Algazi, who has served as chairman of TAU’s history department, has even urged boycott activists to target Tel Aviv University itself, in response to the university’s purchase of software from a company that also has done business in Israeli communities in the disputed territories.

In addition, some TAU faculty members, including then-professor Benjamin Isaac, an Israel Prize laureate, signed a 2011 petition urging a boycott of Ariel University because it is located in the disputed territories.

When asked by JNS.org if the pro-BDS faculty members would be eligible for support from this new fund, Fran Sommers, the vice president of communications for the American Friends of Tel Aviv University, responded: “The purpose of the fund is to bring visiting scholars and scientists from North America and Europe to Tel Aviv University.” She did not address the statement on the solicitication that stated that the fund also will enable “TAU professors and scholars … to represent Israel at conferences and symposia.”

As to whether pro-BDS professors would be eligible for assistance from the new fund to travel to participate in those conferences and symposia, Sommers told JNS.org, “It is the policy of Tel Aviv University to direct its anti-BDS efforts against organizations and not individuals that call for isolating Israel academically.”

Some university board members are uneasy at the prospect of BDS advocates possibly benefiting from the new fund. “I do not believe that pro-BDS professors should receive any funds from the government of Israel or the university,” TAU Board of Governors member Jacqueline Simkin told JNS.org. “They are biting the hand that feeds [them].”

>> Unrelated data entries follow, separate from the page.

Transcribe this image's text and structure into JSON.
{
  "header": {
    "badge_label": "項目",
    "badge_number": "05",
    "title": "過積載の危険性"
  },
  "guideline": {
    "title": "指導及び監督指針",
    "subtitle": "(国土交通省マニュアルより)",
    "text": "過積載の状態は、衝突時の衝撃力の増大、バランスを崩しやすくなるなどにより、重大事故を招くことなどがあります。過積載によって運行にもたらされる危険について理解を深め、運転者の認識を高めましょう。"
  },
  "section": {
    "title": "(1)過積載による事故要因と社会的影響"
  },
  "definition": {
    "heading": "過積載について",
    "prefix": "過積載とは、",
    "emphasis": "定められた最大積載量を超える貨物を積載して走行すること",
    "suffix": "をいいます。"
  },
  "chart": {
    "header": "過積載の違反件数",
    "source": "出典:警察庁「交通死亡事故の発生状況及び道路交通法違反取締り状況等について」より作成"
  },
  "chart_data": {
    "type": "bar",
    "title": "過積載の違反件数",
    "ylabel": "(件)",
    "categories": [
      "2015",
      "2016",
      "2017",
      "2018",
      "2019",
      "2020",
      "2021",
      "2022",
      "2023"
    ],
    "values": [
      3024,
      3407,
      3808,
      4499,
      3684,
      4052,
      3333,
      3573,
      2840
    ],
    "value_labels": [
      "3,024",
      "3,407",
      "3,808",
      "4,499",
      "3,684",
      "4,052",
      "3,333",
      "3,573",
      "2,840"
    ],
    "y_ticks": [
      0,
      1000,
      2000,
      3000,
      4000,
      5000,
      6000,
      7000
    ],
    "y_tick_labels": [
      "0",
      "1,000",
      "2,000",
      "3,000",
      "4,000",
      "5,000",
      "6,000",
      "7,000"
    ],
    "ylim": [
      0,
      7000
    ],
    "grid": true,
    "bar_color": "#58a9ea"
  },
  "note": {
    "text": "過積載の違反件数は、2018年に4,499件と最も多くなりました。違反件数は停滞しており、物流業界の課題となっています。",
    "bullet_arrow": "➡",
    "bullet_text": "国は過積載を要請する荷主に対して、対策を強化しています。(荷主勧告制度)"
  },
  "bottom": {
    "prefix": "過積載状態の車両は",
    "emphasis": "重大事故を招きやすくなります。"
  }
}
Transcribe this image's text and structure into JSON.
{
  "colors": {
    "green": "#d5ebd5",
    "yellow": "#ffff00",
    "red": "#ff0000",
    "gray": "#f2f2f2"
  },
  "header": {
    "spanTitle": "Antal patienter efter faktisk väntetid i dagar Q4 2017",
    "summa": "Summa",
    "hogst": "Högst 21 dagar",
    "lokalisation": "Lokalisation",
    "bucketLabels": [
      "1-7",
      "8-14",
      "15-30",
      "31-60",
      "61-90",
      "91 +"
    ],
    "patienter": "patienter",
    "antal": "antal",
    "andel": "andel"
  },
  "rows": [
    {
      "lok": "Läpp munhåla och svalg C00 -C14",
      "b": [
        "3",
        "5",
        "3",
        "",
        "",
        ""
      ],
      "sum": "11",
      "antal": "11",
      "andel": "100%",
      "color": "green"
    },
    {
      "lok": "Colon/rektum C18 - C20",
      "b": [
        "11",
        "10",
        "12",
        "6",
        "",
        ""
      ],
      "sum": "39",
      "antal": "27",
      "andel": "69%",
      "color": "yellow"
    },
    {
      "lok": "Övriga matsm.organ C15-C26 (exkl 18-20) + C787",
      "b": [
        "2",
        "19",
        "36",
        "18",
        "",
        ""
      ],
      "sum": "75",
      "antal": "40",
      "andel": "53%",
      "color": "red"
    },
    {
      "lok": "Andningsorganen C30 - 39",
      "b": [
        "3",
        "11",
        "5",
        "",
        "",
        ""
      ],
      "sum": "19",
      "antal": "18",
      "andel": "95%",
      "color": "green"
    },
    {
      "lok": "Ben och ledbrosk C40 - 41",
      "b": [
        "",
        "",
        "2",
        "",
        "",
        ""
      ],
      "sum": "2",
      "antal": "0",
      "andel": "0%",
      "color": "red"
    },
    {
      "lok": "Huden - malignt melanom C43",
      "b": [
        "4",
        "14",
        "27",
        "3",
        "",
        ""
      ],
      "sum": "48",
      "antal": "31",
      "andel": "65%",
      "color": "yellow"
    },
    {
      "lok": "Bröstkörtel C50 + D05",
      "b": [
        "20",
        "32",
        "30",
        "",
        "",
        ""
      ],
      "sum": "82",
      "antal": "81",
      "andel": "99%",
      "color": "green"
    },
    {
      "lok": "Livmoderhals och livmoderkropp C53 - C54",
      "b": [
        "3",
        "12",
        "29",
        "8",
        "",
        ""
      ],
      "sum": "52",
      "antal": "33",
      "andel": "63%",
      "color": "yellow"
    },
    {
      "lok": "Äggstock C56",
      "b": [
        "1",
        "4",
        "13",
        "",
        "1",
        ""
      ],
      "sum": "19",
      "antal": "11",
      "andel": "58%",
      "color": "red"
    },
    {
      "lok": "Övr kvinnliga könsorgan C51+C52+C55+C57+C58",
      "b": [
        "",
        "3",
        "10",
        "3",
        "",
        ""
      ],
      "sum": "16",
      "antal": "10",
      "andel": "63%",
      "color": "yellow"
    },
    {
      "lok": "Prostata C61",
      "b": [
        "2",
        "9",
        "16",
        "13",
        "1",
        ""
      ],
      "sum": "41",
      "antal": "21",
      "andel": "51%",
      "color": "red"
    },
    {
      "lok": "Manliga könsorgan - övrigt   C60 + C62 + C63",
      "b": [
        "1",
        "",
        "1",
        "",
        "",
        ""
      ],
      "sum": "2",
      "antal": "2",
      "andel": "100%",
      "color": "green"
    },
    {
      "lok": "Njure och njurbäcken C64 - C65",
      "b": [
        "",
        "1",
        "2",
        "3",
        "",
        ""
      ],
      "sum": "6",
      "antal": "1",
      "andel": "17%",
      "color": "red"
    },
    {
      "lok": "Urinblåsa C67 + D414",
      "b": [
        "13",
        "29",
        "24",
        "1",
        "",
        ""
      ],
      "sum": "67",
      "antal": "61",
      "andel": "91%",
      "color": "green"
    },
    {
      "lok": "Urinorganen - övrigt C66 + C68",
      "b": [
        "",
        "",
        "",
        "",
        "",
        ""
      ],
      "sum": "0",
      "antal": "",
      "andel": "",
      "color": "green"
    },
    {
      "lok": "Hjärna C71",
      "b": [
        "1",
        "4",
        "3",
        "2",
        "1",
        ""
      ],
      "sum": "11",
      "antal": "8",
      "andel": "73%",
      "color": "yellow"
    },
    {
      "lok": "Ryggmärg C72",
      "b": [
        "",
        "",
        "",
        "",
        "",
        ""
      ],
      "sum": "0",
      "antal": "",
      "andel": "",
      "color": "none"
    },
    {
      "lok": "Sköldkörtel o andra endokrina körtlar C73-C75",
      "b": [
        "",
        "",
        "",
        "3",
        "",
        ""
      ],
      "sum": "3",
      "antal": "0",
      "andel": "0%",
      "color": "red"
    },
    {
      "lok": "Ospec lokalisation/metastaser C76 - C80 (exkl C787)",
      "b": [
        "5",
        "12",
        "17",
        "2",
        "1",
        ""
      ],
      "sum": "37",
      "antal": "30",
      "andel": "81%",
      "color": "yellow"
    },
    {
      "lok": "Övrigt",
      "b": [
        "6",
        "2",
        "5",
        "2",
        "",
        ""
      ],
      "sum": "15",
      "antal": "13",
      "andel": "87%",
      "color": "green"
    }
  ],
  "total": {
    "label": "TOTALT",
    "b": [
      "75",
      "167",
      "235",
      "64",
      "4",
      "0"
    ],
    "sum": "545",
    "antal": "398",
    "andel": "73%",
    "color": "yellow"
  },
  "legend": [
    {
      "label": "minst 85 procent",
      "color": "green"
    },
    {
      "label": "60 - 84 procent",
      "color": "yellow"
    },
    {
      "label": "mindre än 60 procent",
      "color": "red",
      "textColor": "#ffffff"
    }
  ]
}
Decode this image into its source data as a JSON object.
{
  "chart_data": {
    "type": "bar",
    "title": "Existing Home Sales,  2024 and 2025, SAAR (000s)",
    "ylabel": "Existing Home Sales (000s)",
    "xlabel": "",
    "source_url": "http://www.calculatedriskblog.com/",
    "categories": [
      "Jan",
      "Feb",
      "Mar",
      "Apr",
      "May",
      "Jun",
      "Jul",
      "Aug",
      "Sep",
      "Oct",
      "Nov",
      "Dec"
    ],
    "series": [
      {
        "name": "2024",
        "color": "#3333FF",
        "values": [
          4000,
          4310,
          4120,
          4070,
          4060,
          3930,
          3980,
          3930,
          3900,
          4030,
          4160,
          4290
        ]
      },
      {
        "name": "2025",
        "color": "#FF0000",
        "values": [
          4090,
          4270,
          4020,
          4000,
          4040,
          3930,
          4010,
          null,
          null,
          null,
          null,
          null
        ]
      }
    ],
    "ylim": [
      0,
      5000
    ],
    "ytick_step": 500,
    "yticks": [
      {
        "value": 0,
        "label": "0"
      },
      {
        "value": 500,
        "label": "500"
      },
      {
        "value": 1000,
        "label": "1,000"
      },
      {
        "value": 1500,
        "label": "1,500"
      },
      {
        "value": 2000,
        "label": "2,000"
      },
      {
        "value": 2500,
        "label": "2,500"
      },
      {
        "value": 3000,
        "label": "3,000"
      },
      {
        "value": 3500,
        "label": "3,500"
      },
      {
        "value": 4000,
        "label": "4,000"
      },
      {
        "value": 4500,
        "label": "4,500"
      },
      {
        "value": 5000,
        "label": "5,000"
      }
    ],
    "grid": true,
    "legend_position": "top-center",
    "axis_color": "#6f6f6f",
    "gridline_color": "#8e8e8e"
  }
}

Dr. Charles Small, a visiting professor at Tel Aviv University’s Moshe Dayan Center, said that “while the university must be safeguarded as a place where all positions can be expressed, including opinions many of us find detestable,” it “would be ridiculous for somebody who advocates BDS to qualify for assistance from a fund that was created to defeat the BDS movement.”

“That would be akin to the Marlboro cigarette company applying for funds for cancer research,” said Small, who is also the executive director of the New York-based Institute for the Study of Global Antisemitism and Policy (ISGAP).

Anti-BDS activist Dr. Ronnie Fraser, the London-based director of the international group Academic Friends of Israel, told JNS.org that, “According to the International Holocaust Remembrance Alliance [to which 31 countries belong], BDS is antisemitism, because BDS calls for the destruction and the elimination of the State of Israel. Those academics who support BDS are not pro-Palestinian, they are anti-Zionists — and in my book, antisemites.”

Fraser, formerly a professor at Barnet College in England, urged the American Friends of Tel Aviv University to “use their fundraising activity as a bargaining tool to persuade the TAU management to reign [sic] in the pro-BDS academics.”

“Money talks,” he said, “and surely the funders are entitled to play hard ball.”